Kenneth Granger was set free in Philadelphia Wednesday
after spending 28 years behind bars for a crime evidence now shows he didn’t commit. Attorneys at the Innocence Project of Pennsylvania (an Innocence Network member) uncovered evidence of Granger’s innocence last year that they say was disclosed to Granger’s defense team before his trial in 1982.
In Washington State,
two men were cleared
after DNA tests pointed to their innocence of a 1993 rape. Alan G. Northrop and Larry W. Davis were represented by the Innocence Project Northwest, also an Innocence Network member. Davis was freed in January and Northrop in April, but the two men were officially cleared on Wednesday.

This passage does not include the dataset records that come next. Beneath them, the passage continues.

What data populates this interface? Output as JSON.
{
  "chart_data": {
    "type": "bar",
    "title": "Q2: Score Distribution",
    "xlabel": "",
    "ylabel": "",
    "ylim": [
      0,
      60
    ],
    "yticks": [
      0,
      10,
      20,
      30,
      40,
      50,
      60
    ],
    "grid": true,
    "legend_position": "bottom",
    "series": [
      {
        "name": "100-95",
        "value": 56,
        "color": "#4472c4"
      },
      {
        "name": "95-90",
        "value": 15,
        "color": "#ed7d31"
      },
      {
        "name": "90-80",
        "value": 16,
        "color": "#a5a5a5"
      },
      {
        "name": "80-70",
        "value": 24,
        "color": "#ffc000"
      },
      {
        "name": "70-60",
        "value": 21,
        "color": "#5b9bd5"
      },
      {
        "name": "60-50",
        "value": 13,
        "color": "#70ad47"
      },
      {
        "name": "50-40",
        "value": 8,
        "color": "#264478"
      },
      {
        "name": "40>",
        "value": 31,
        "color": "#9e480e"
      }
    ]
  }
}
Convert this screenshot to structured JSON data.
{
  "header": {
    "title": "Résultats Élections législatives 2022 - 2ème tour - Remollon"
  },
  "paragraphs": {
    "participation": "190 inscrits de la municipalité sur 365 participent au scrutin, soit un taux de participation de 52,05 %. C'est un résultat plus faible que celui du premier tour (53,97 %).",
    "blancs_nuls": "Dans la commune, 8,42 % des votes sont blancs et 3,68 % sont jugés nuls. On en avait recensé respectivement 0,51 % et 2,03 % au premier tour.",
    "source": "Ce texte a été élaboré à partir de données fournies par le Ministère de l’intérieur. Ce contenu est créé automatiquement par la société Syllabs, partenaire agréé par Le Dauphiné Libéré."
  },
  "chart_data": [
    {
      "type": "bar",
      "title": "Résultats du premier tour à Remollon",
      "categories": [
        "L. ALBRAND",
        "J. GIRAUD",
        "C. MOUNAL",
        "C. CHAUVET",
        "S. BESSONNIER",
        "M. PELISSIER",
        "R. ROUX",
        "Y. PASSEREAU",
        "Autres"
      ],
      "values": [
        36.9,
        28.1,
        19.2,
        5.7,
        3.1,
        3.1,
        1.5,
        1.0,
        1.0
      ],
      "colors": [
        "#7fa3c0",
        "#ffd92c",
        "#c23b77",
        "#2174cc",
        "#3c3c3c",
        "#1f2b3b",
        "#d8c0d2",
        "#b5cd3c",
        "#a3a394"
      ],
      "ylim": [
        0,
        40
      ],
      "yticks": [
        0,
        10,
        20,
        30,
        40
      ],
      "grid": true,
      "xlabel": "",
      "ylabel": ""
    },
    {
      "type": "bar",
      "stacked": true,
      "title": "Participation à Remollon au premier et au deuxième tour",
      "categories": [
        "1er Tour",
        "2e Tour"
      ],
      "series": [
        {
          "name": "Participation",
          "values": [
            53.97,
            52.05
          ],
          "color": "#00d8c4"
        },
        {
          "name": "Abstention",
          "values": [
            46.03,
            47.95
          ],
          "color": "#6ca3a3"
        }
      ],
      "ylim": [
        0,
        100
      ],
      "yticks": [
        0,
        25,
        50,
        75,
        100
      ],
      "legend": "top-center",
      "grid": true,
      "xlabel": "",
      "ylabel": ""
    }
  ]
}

Yesterday, Kentucky Innocence Project client Michael VonAllmen was
fully cleared
of a 1982 rape for which he served 11 years in prison. DNA testing conducted in the case had come back inconclusive, but investigators turned up other evidence in the case pointing to VonAllmen’s innocence. The Kentucky Innocence Project is also an Innocence Network member. The Texas Tribune ran a feature this week on the
12,300 hours of student work
that have been critical to bringing about exoneration in the state.
Two Japanese men convicted of a murder and robbery in 1967
are being retried
based on evidence that their convictions were based on false confessions.